In questo senso, prendono ancora maggior significato la riflessione di Philippe Morel sui sorprendenti risultati, documentati nel volume con suggestive immagini di modelli e prototipi, finalizzati all’evoluzione dei metodi di costruzione (“[…] problema, su cui gli architetti hanno maggiore influenza”) e, conseguentemente, formali ottenibili a seguito delle ricerche sperimentali condotte dal gruppo EZCT Architecture & Design Research che comprende, tra i tanti futuri scenari d’impiego del materiale, anche l’uso di tecniche di stampa 3D per la progettazione di griglie spaziali in calcestruzzo ultraperformante, oppure le interviste di Marco Bovati, capace di riflettere insieme ai tecnici dell’Italcementi tanto intorno allo spinoso tema del riciclo e della cosiddetta “sostenibilità” legata alla produzione e al ciclo di vita del cemento quanto all’innovazione e ai suoi riflessi più immediatamente percettibili ed applicabili nel campo della progettazione architettonica, che spesso ricadono nella produzione di componenti o superfici “ornamentali”: queste caratterizzano proprio quelle “architetture sartoriali” illustrate nel volume da Massimiliano Giberti, spesso ancora oggi concepite con logiche compositive che affondano le loro radici – in maniera molto colta – nella teoria tedesca tardo-ottocentesca. E’ tuttavia proprio nella produzione di componenti dalla doppia valenza strutturale e ornamentale che il calcestruzzo potrebbe farsi portatore d’innovatività sulla base delle più recenti tecniche di produzione parametrica di componenti ottenute ancora mediante stampa 3D delle matrici, illustrate nel volume da Maria Voyatzaki.

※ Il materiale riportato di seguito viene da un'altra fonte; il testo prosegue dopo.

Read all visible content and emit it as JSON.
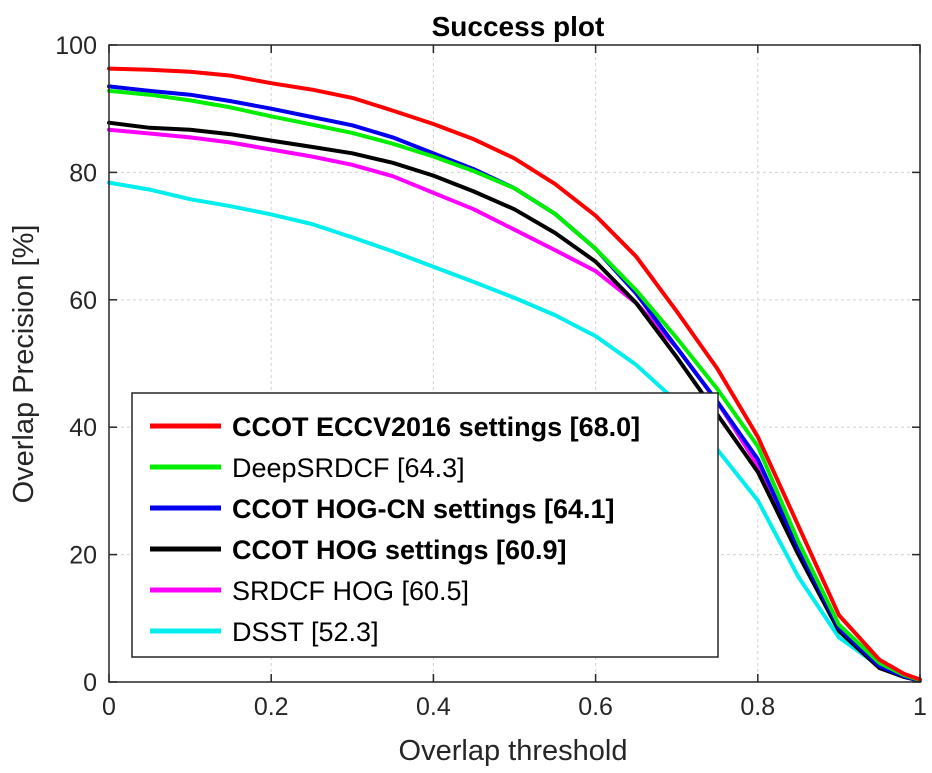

La narrazione, ponendosi l’obiettivo di collaborare per l’abbattimento del generalizzato e stereotipato giudizio negativo che cemento e calcestruzzo continuano a portare con sé, mette in luce un dato di fatto: nel campo dell’edilizia, il composto cementizio è l’unico semilavorato capace di far collaborare e dialogare molteplici professionalità, dalla fase di produzione del clinker sino a quella della messa in opera del calcestruzzo passando attraverso gli impulsi creativi del progettista. Proprio per queste ragioni questo volume, a cui va riconosciuto il merito di costruire un quadro critico attraverso i contributi (presentati in italiano e inglese) di ben diciannove autori che lavorano sia nel campo della teoria e della progettazione architettonica sia a diretto contatto con le industrie produttrici di cementi e riccamente illustrato con oltre centoquaranta suggestive immagini, fa dell’interdisciplinarietà il suo punto di forza: è infatti nella sua natura intrinseca, forgiata dagli specialismi delle professionalità che concorrono alla realizzazione finale dello spazio architettonico, che il cemento, e come conseguenza il calcestruzzo, ha trovato e continuerà a trovare sempre futuri sviluppi e manipolazioni, sia per il miglioramento delle prestazioni meccaniche, per la valenza plastica che certe architetture, o parti di esse, possono assumere attraverso il suo impiego sia per gli effetti spaziali che questo può generare attraverso il trattamento delle superfici.